Sudah Kaya, Masih Korupsi?

Sudah Kaya, Masih Korupsi?

APAKAH mereka korupsi karena miskin? Apakah mereka korupsi untuk kebutuhan sehari-hari?

Coba lihat sosok Juliari Peter Batubara yang menjadi koruptor saat menjabat menteri sosial. Ia menyunat bantuan sosial untuk penderita Covid-19. Bukannya bansos ditambah, malah dicolong.

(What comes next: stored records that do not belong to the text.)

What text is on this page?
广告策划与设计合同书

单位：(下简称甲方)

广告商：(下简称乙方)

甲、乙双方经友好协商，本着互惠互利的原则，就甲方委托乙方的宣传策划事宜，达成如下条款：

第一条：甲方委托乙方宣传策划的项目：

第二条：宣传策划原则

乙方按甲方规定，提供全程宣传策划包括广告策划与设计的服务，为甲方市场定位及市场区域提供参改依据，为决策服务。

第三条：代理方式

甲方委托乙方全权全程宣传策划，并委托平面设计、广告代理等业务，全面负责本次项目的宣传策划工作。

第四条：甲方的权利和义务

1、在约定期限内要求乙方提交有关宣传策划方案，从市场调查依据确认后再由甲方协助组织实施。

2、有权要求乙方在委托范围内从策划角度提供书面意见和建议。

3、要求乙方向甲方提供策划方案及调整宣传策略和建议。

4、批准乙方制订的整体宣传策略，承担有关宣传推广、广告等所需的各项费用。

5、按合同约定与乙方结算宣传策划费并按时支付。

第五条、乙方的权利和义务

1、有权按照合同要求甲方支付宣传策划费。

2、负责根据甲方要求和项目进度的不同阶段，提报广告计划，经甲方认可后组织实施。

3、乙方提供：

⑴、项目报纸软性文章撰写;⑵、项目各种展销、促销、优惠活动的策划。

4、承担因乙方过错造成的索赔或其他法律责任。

Kalau melihat profilnya, Juliari ini orang kaya yang meloncat ke dunia politik. Ia ahli waris pabrik pelumas yang merupakan salah satu yang terbesar di Indonesia. Juliari juga mendapat pendidikan yang baik. Menyelesaikan MBA di Chapman University, Amerika Serikat.

Juga, dikenal sebagai pengurus IMI (Ikatan Motor Indonesia). Sebab itulah, ia populer di kalangan pencinta olahraga otomotif dan wartawan olahraga. Karena itulah, banyak yang heran ketika KPK mengumumkannya sebagai tersangka.

Dari LHKPN (laporan harta kekayaan pejabat negara), Juliari yang di kepengurusan DPP Partai Demokrasi Indonesia Perjuangan (PDIP) menjabat wakil bendahara itu memiliki kekayaan Rp 47,1 miliar. Tetap sangat besar.

Begitu pula dengan Bupati Nganjuk Novi Rahman Hidayat. Kekayaannya lebih fantastis lagi. Berdasar LHKPN, ia menulis harta kekayaannya mencapai lebih dari Rp 116 miliar.

Sebelum menjadi bupati, ia dikenal sebagai pengusaha muda nan sukses. Memiliki 36 perusahaan dan 40 ribu karyawan. BPR miliknya punya ratusan cabang. Bisnisnya merambah hingga ke Jakarta. Di Nganjuk sendiri ia punya 2.000 karyawan. Dan, itulah yang menjadi  penggerak massa yang membuat bupati masih muda itu menang dalam pemilihan bupati.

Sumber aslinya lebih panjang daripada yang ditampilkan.